I downed it in one gulp.
“How can you say that? I wiped a whole family off the map.”
“Well, technically, not you. And good bloody riddance to them. Those Harkingdales have been a plague on the land for over a hundred years. In one fell swoop, you’ve made the world safe for hapless rich bastards hoping to marry into a titled family that wouldn’t murder them for their dosh. It’s almost like you’re an antibody that rose up and eradicated a long-running infection in the body politic.”
“I am not a vessel for class revenge! Or a harbinger of karma!”
“Don’t sell yourself short, old son. You just happened to say the right thing to the right person at the right place at the right time, and got a result.”
“I don’t know if I can keep doing this.”
“You’re not doing anything other than your job, and then the world reacts accordingly, sometimes in spectacular fashion. Perhaps that’s why the gods like hanging around you so much. You’re guaranteed to give ’em a good show.”
“I don’t see how you could carry on saying I’m a mensch.”
“Of course you are. That’s what makes you not only a good investigator here, but interesting to me. You’re a weaponized mensch.”
“If this is the real nature of the cosmic joke, then I’m not sure I should keep being a part of it.”
“I don’t think we get to choose, old son.”
Roger looked at me with a mixture of pity and what looked uncomfortably like admiration.
“Ravi, my boy,” Roger said. “Perhaps you’d like to get out of town for a bit, out of the country, even?”
BLACK BAG LA
ONE
The light was different in Los Angeles.
I couldn’t get used to it.
People told me it was the smog. It served as a kind of filter for the way sunlight seeped through the air and onto the city, giving it a kind of almost hallucinatory sheen. At dusk, as night descended, the dying glow of the day was particularly surreal and vivid. No wonder the entertainment industry was headquartered here.

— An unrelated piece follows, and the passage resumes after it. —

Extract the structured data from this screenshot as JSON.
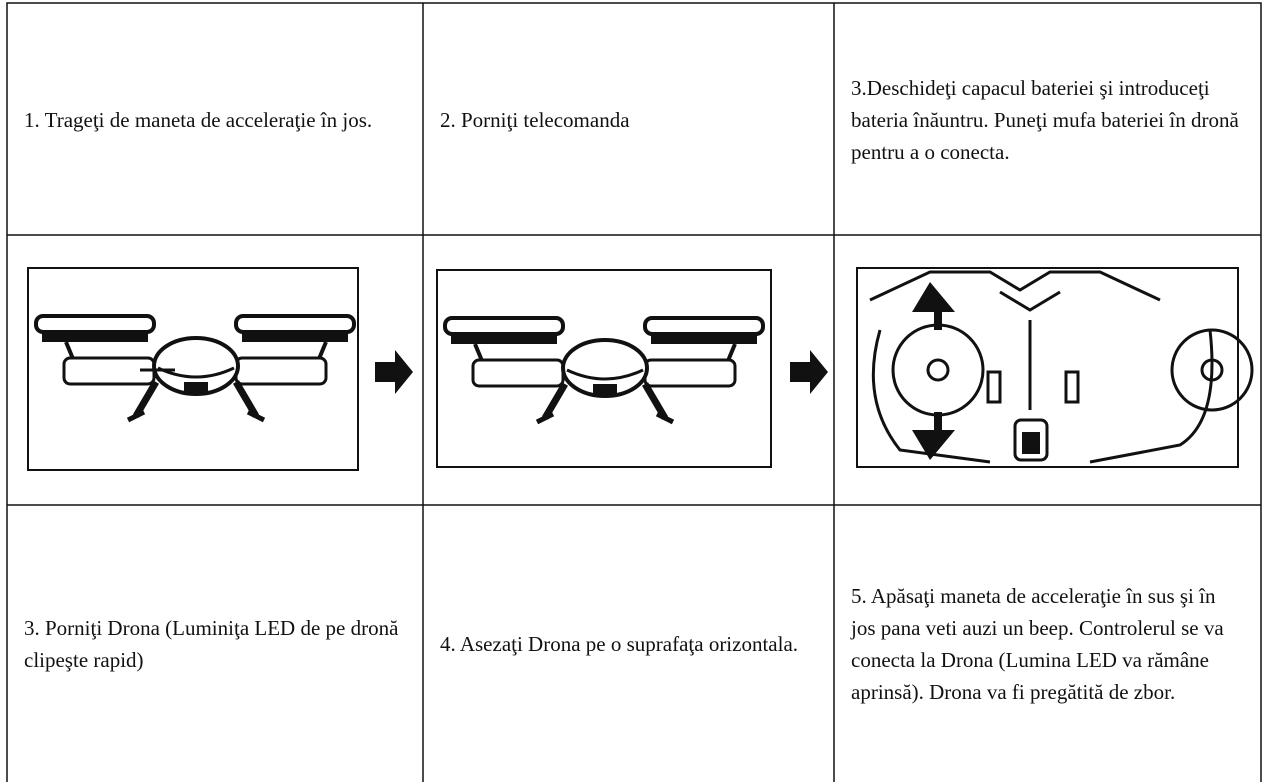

Fantasies could only be born out of a city that wasn’t quite real, a city that had been brought into existence through sheer will and desire. Los Angeles was like a mirage forced to take solid form at the hands of men who imposed their vision on the otherwise desolate desert landscape. I was fascinated by the cracks in the road that always needed to be mended, the continuing shift of tectonic plates, the erasure of the city’s own history as old buildings were constantly demolished in favor of the new. Like its inhabitants, this city was obsessed with always appearing young. Its permanent default state was a battle against entropy. All it took was money and power. I’d swapped the gray, wet dystopia of London for the blazing, sun-blasted dystopia of LA.